Wolfgang Schäuble, petit soldat austéritaire




Arrogance totalitaire et antisociale

Les propos de Wolfgang Schäuble sont graves à plus d’un titre. D’abord, ils sont bien peu diplomatiques et assez inadmissibles dans le cadre traditionnel de l’amitié franco-allemande. Comment travailler avec une personne qui tient de tels propos publics ? Ensuite, il est tout assez effarant qu’il vante les réformes « très réussies » de l’Espagne. Comme ne pas y voir, au mieux, une déconnexion totale du réel, au pire, un mépris tout aristocratique vis-à-vis d’une population espagnole qui vit avec un quart de la population au chômage et qui offre à ses jeunes pour avenir immédiat l’absence d’emploi pour près de la moitié d’entre eux. Bien sûr, cela baisse maintenant, mais en 2007, le taux de chômage était à 8%.
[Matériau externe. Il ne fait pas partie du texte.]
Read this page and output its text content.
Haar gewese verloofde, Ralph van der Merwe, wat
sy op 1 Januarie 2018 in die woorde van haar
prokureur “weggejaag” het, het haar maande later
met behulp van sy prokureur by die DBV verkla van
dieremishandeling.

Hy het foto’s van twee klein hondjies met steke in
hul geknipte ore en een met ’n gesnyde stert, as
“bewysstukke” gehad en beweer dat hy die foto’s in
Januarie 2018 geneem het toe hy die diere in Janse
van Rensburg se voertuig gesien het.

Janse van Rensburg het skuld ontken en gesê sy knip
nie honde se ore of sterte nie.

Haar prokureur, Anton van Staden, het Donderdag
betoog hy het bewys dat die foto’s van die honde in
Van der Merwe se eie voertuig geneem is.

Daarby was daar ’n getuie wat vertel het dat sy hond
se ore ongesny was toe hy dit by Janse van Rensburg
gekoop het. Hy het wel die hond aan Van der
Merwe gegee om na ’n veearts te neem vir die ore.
Mais outre le fait d’être anti-social, le propos du ministre allemand est aussi profondément antidémocratique. En effet, il parle tout de même de « forcer le Parlement » et pointe, semble-t-il avec une forme de regret, que « la démocratie est difficile », comme s’il pensait qu’une bonne autocratie était finalement plus efficace que le fait de laisser au peuple et à ses élus un mot à dire dans la marche du pays. Ce n’est peut-être pas totalement étonnant de la part d’un pays qui a sorti sa politique monétaire du cadre démocratique, mais en est d’autant inquiétant et révoltant qu’il s’agit de facto de ce que pense une partie des élites, comme le notait bien Emmanuel Todd dans son livre « Après la démocratie ».